La première interdiction, qui est entrée en vigueur le 1er octobre 2012, fait partie d’un arrêté qui a également prohibé l’utilisation de « sachets en polyéthylène noir », les sacs utilisés par la plupart des vendeurs et vendeuses dans les rues, ainsi que dans les pépinières partout dans le pays.
Le ministre de l’Environnement à l’époque, Ronald Toussaint, n’avait pas signé en 2012 l’arrêté, qui avait été annoncé et même salué par différents médias et sites environnementaux comme un grand pas en avant pour Haïti.
« Vu mon expérience dans le domaine, je n’ai pas signé ce document parce que les parties prenantes, telles que les pollueurs, les importateurs et les commerçants, n’étaient pas impliqués dans l’élaboration de l’arrêté », explique l’ancien ministre Toussaint à Ayiti Kale Je (AKJ). « L’arrêté en tant qu’une manifestation de l’Etat présentait une approche très réductrice de la façon de traiter la question des déchets en plastique. »
En dépit de l’échec évident de l’arrêté de 2012, l’administration de Michel Martelly et Laurent Lamothe vient d’adopter un nouvel arrêté libellé presque dans les mêmes termes.
« Interdiction de produire, d’importer, de commercialiser et d’utiliser, sous quelque forme que ce soit, des sacs en polyéthylène et objets en polystyrène expansés (PSE ou PS ou styrofoam) à usage alimentaire unique, tels que plateaux, barquettes, bouteilles, sachets, gobelets et assiettes », selon le journal officiel Le Moniteur du 10 juillet 2013.
« Dès l’entrée en vigueur dudit arrêté, soit à partir du 1er août 2013, tout arrivage de colis contenant ces objets sera confisqué par les autorités douanières et les propriétaires sanctionnés conformément aux dispositions du code douanier », lit-on dans l’arrêté.
En plus d’être de nature un peu démagogique – vu le fait que le premier arrêté a été complètement ignoré – le nouvel arrêté a également suscité la colère des industriels en République Dominicaine, qui sont les principaux fournisseurs des assiettes et gobelets en styromousse pour la nourriture à emporter.
Une mer de styromousse
Si les dix derniers mois pourraient donner une indication, il y a peu de raisons de penser que le nouveau décret va y changer quoi que ce soit.

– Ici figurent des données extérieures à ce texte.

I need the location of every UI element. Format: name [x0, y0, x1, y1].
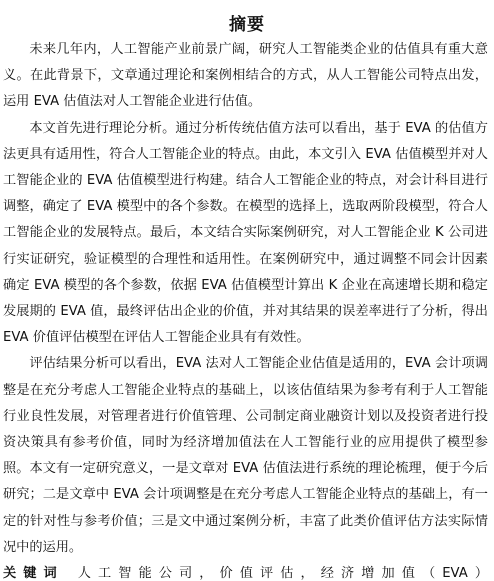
- abstract-page: 摘要 未来几年内，人工智能产业前景广阔，研究人工智能类企业的估值具有重大意义。在…: [0, 0, 494, 581]
- keywords-label: 关键词: [3, 566, 64, 581]
- keywords-line: 关键词人工智能公司，价值评估，经济增加值（EVA）: [3, 561, 488, 581]
- paragraph-2: 本文首先进行理论分析。通过分析传统估值方法可以看出，基于 EVA 的估值方法更具…: [3, 116, 488, 352]
- keywords-value: 人工智能公司，价值评估，经济增加值（EVA）: [78, 566, 488, 581]
- paragraph-1: 未来几年内，人工智能产业前景广阔，研究人工智能类企业的估值具有重大意义。在此背景…: [3, 37, 488, 116]
- paragraph-3: 评估结果分析可以看出，EVA 法对人工智能企业估值是适用的，EVA 会计项调整是…: [3, 351, 488, 561]
- abstract-body: 未来几年内，人工智能产业前景广阔，研究人工智能类企业的估值具有重大意义。在此背景…: [3, 37, 488, 581]
- abstract-title: 摘要: [0, 10, 494, 35]
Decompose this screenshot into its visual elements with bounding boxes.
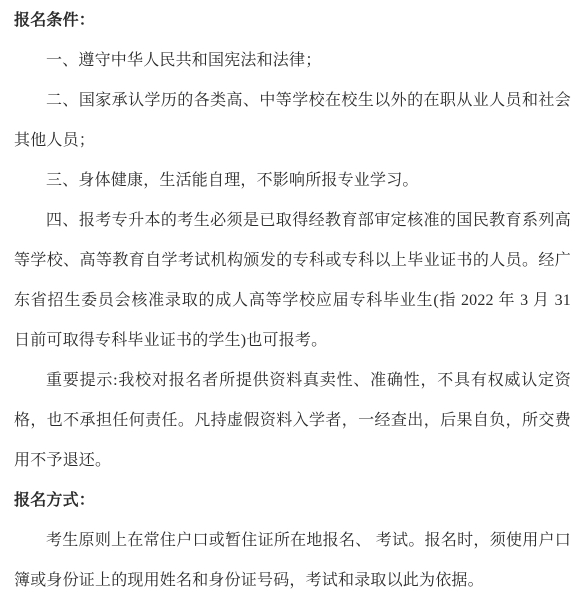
registration-method-heading: 报名方式：	[14, 481, 571, 521]
condition-4: 四、报考专升本的考生必须是已取得经教育部审定核准的国民教育系列高等学校、高等教育…	[14, 201, 571, 361]
registration-conditions-heading: 报名条件：	[14, 1, 571, 41]
document-page: 报名条件：一、遵守中华人民共和国宪法和法律；二、国家承认学历的各类高、中等学校在…	[0, 0, 585, 605]
document-content: 报名条件：一、遵守中华人民共和国宪法和法律；二、国家承认学历的各类高、中等学校在…	[14, 1, 571, 601]
important-notice: 重要提示:我校对报名者所提供资料真卖性、准确性，不具有权威认定资格，也不承担任何…	[14, 361, 571, 481]
condition-3: 三、身体健康，生活能自理，不影响所报专业学习。	[14, 161, 571, 201]
method-paragraph: 考生原则上在常住户口或暂住证所在地报名、 考试。报名时，须使用户口簿或身份证上的…	[14, 521, 571, 601]
condition-2: 二、国家承认学历的各类高、中等学校在校生以外的在职从业人员和社会其他人员；	[14, 81, 571, 161]
condition-1: 一、遵守中华人民共和国宪法和法律；	[14, 41, 571, 81]
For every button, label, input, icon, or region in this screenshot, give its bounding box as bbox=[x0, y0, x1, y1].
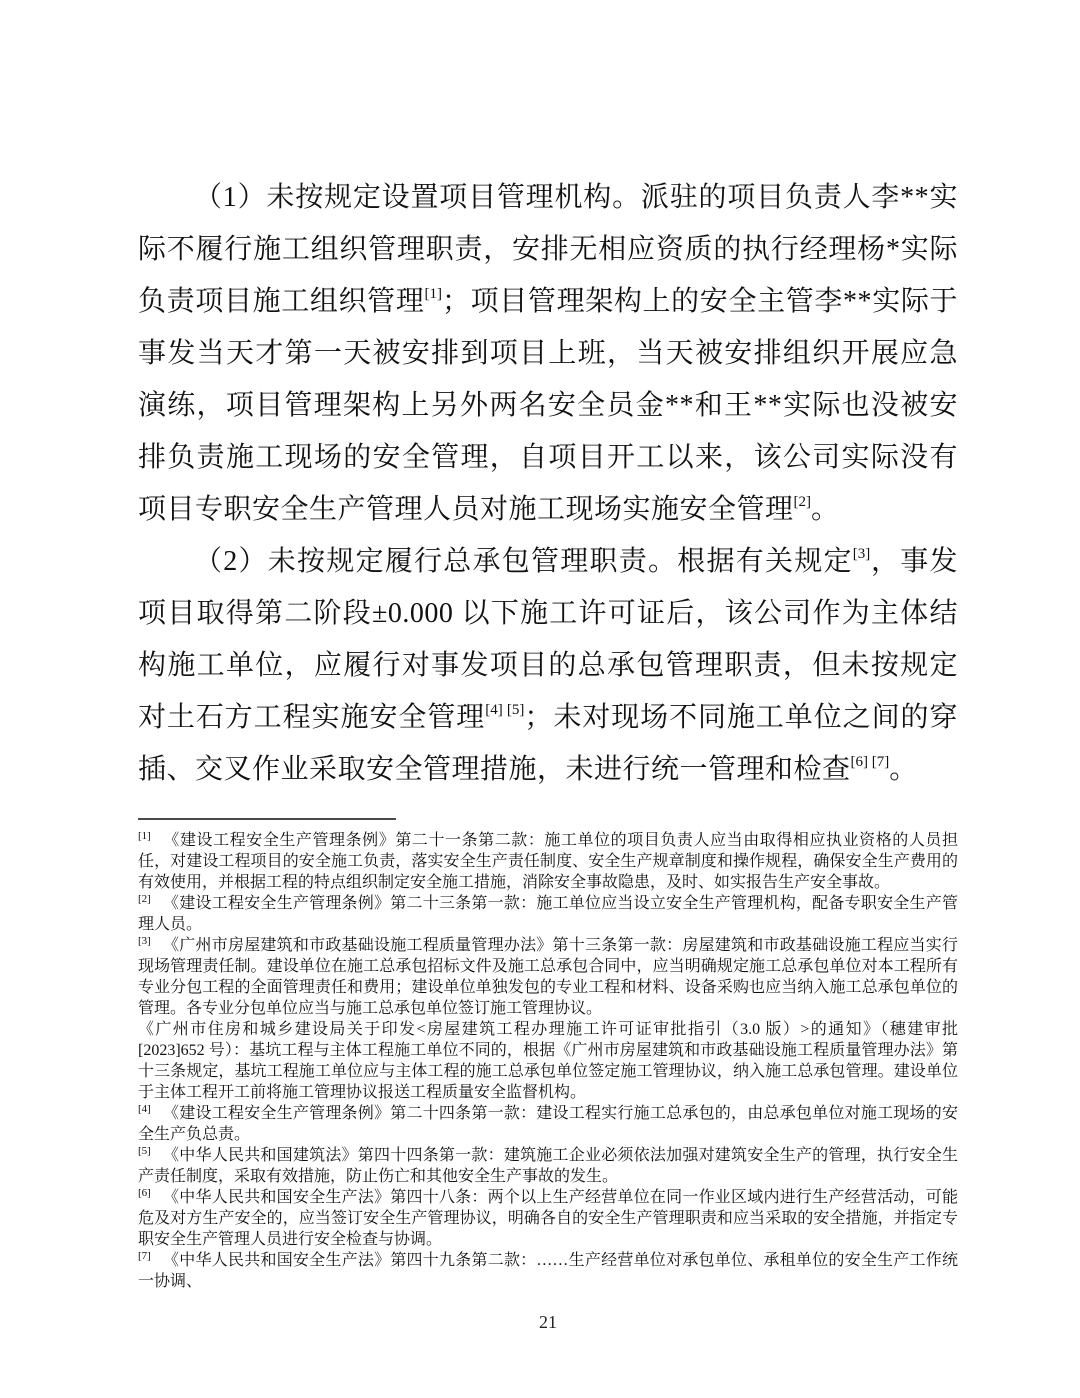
footnote-item: [6]《中华人民共和国安全生产法》第四十八条：两个以上生产经营单位在同一作业区域… bbox=[138, 1187, 958, 1250]
body-text: （1）未按规定设置项目管理机构。派驻的项目负责人李**实际不履行施工组织管理职责… bbox=[138, 172, 958, 796]
paragraph-text: ；项目管理架构上的安全主管李**实际于事发当天才第一天被安排到项目上班，当天被安… bbox=[138, 286, 958, 525]
footnote-separator bbox=[138, 818, 396, 820]
paragraph-2: （2）未按规定履行总承包管理职责。根据有关规定[3]，事发项目取得第二阶段±0.… bbox=[138, 536, 958, 796]
footnote-text: 《广州市房屋建筑和市政基础设施工程质量管理办法》第十三条第一款：房屋建筑和市政基… bbox=[138, 937, 958, 1017]
footnote-ref-6-7: [6] [7] bbox=[851, 754, 890, 770]
footnote-marker: [5] bbox=[138, 1145, 151, 1157]
footnote-text: 《建设工程安全生产管理条例》第二十四条第一款：建设工程实行施工总承包的，由总承包… bbox=[138, 1105, 958, 1143]
paragraph-text: 。 bbox=[889, 754, 918, 785]
footnote-ref-3: [3] bbox=[853, 546, 871, 562]
paragraph-1: （1）未按规定设置项目管理机构。派驻的项目负责人李**实际不履行施工组织管理职责… bbox=[138, 172, 958, 536]
footnote-item: [5]《中华人民共和国建筑法》第四十四条第一款：建筑施工企业必须依法加强对建筑安… bbox=[138, 1145, 958, 1187]
footnote-item: [2]《建设工程安全生产管理条例》第二十三条第一款：施工单位应当设立安全生产管理… bbox=[138, 893, 958, 935]
footnote-text: 《中华人民共和国安全生产法》第四十八条：两个以上生产经营单位在同一作业区域内进行… bbox=[138, 1189, 958, 1248]
footnote-text: 《中华人民共和国安全生产法》第四十九条第二款：……生产经营单位对承包单位、承租单… bbox=[138, 1252, 958, 1290]
footnote-marker: [2] bbox=[138, 893, 151, 905]
footnote-text: 《建设工程安全生产管理条例》第二十一条第二款：施工单位的项目负责人应当由取得相应… bbox=[138, 832, 958, 891]
footnote-marker: [6] bbox=[138, 1187, 151, 1199]
document-page: （1）未按规定设置项目管理机构。派驻的项目负责人李**实际不履行施工组织管理职责… bbox=[0, 0, 1080, 1398]
footnotes: [1]《建设工程安全生产管理条例》第二十一条第二款：施工单位的项目负责人应当由取… bbox=[138, 830, 958, 1292]
page-number: 21 bbox=[138, 1312, 958, 1333]
footnote-text: 《中华人民共和国建筑法》第四十四条第一款：建筑施工企业必须依法加强对建筑安全生产… bbox=[138, 1147, 958, 1185]
page-content: （1）未按规定设置项目管理机构。派驻的项目负责人李**实际不履行施工组织管理职责… bbox=[138, 172, 958, 1292]
footnote-marker: [1] bbox=[138, 830, 151, 842]
footnote-item: [7]《中华人民共和国安全生产法》第四十九条第二款：……生产经营单位对承包单位、… bbox=[138, 1250, 958, 1292]
footnote-item: [4]《建设工程安全生产管理条例》第二十四条第一款：建设工程实行施工总承包的，由… bbox=[138, 1103, 958, 1145]
footnote-item: [1]《建设工程安全生产管理条例》第二十一条第二款：施工单位的项目负责人应当由取… bbox=[138, 830, 958, 893]
footnote-ref-1: [1] bbox=[424, 286, 442, 302]
paragraph-text: （2）未按规定履行总承包管理职责。根据有关规定 bbox=[194, 546, 853, 577]
footnote-marker: [3] bbox=[138, 935, 151, 947]
footnote-marker: [4] bbox=[138, 1103, 151, 1115]
footnote-text: 《建设工程安全生产管理条例》第二十三条第一款：施工单位应当设立安全生产管理机构，… bbox=[138, 895, 958, 933]
paragraph-text: 。 bbox=[811, 494, 840, 525]
footnote-item: 《广州市住房和城乡建设局关于印发<房屋建筑工程办理施工许可证审批指引（3.0 版… bbox=[138, 1019, 958, 1103]
footnote-ref-2: [2] bbox=[794, 494, 812, 510]
footnote-item: [3]《广州市房屋建筑和市政基础设施工程质量管理办法》第十三条第一款：房屋建筑和… bbox=[138, 935, 958, 1019]
footnote-marker: [7] bbox=[138, 1250, 151, 1262]
footnote-text: 《广州市住房和城乡建设局关于印发<房屋建筑工程办理施工许可证审批指引（3.0 版… bbox=[138, 1021, 958, 1101]
footnote-ref-4-5: [4] [5] bbox=[485, 702, 524, 718]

Les rues de la zone métropolitaine sont submergées de styromousse. N’importe quel passant, policier ou fonctionnaire de l’Etat, peut se rendre compte de l’utilisation de ces produits tout blancs ainsi que des sacs noirs illégaux en plastique déversés un peu partout.

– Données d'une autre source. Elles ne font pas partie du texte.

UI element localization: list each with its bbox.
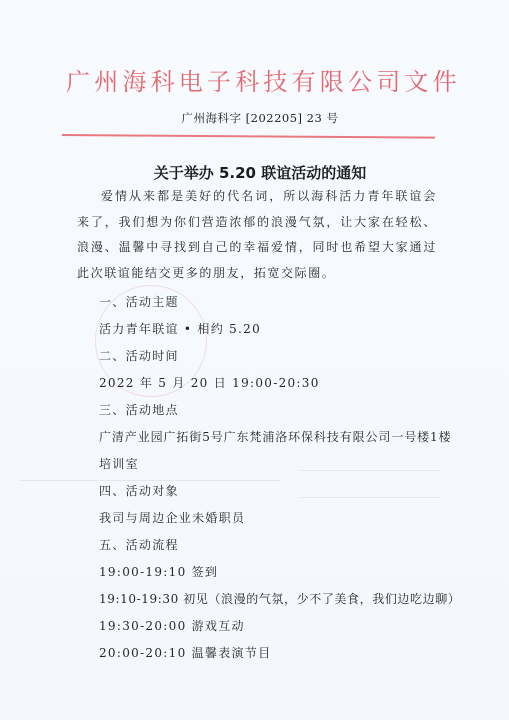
bleed-through-line — [300, 470, 440, 471]
section-content-location: 广清产业园广拓街5号广东梵浦洛环保科技有限公司一号楼1楼 — [99, 428, 451, 445]
schedule-item: 20:00-20:10 温馨表演节目 — [99, 644, 271, 661]
intro-paragraph: 爱情从来都是美好的代名词，所以海科活力青年联谊会来了，我们想为你们营造浓郁的浪漫… — [77, 184, 437, 286]
schedule-item: 19:00-19:10 签到 — [99, 563, 218, 580]
section-heading-schedule: 五、活动流程 — [99, 536, 179, 553]
section-content-audience: 我司与周边企业未婚职员 — [99, 509, 245, 526]
bleed-through-line — [20, 480, 280, 481]
section-heading-audience: 四、活动对象 — [99, 482, 179, 499]
document-number: 广州海科字 [202205] 23 号 — [60, 110, 460, 126]
section-content-location-room: 培训室 — [99, 455, 139, 472]
header-divider — [62, 134, 435, 139]
schedule-item: 19:30-20:00 游戏互动 — [99, 617, 245, 634]
notice-title: 关于举办 5.20 联谊活动的通知 — [60, 162, 460, 183]
section-content-time: 2022 年 5 月 20 日 19:00-20:30 — [99, 374, 320, 391]
document-page: 广州海科电子科技有限公司文件 广州海科字 [202205] 23 号 关于举办 … — [0, 0, 509, 720]
section-content-theme: 活力青年联谊 • 相约 5.20 — [99, 320, 261, 337]
section-heading-theme: 一、活动主题 — [99, 293, 179, 310]
bleed-through-line — [300, 497, 440, 498]
section-heading-time: 二、活动时间 — [99, 347, 179, 364]
section-heading-location: 三、活动地点 — [99, 401, 179, 418]
organization-header: 广州海科电子科技有限公司文件 — [66, 62, 446, 97]
schedule-item: 19:10-19:30 初见（浪漫的气氛，少不了美食，我们边吃边聊） — [99, 590, 460, 607]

Port-au-Prince est drainé par une série de grands canaux à ciel ouvert qui se jettent dans la mer des Caraïbes. Les égouts et les canaux d’évacuation sont encombrés de ces produits fabriqués de matières qui prennent des centaines d’années à se biodégrader.

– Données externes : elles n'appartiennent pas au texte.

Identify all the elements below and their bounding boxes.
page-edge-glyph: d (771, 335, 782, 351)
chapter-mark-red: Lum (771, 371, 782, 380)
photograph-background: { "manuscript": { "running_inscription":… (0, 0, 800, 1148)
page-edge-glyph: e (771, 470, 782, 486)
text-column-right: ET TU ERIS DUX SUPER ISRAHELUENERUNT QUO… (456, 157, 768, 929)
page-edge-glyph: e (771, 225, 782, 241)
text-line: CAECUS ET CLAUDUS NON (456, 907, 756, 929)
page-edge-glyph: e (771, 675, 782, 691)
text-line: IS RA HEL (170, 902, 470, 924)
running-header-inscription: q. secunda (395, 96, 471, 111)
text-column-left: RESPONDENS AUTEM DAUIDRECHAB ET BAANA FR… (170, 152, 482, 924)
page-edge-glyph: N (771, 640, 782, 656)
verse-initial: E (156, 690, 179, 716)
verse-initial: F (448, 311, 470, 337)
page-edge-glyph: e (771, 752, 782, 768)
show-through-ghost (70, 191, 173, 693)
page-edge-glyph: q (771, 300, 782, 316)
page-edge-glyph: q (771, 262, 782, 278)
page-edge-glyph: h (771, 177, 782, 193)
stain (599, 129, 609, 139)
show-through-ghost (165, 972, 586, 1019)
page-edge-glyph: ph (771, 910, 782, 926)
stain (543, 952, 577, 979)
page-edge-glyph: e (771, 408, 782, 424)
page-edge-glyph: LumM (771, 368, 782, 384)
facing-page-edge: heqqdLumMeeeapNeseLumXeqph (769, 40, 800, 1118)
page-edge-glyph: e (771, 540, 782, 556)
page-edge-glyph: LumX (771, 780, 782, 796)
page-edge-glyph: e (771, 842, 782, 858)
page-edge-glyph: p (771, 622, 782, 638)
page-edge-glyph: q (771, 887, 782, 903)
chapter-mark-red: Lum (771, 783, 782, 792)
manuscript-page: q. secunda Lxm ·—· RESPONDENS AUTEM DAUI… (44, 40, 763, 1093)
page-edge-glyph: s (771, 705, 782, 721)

Les déchets plastiques produisent des effets catastrophiques sur l’environnement immédiat. En plus de bloquer les drains et provoquer des inondations, ces déchets, une fois emportés par les eaux de pluie, finissent par se jeter dans la mer.
« Les déchets plastiques, selon moi, sont une source de nuisance, » affirme Toussaint. « Ils sont une nuisance par rapport au problème d’insalubrité et de santé publique qu’ils posent. Ils sont aussi une nuisance par rapport au dommage causé à l’écosystème côtier et marin. »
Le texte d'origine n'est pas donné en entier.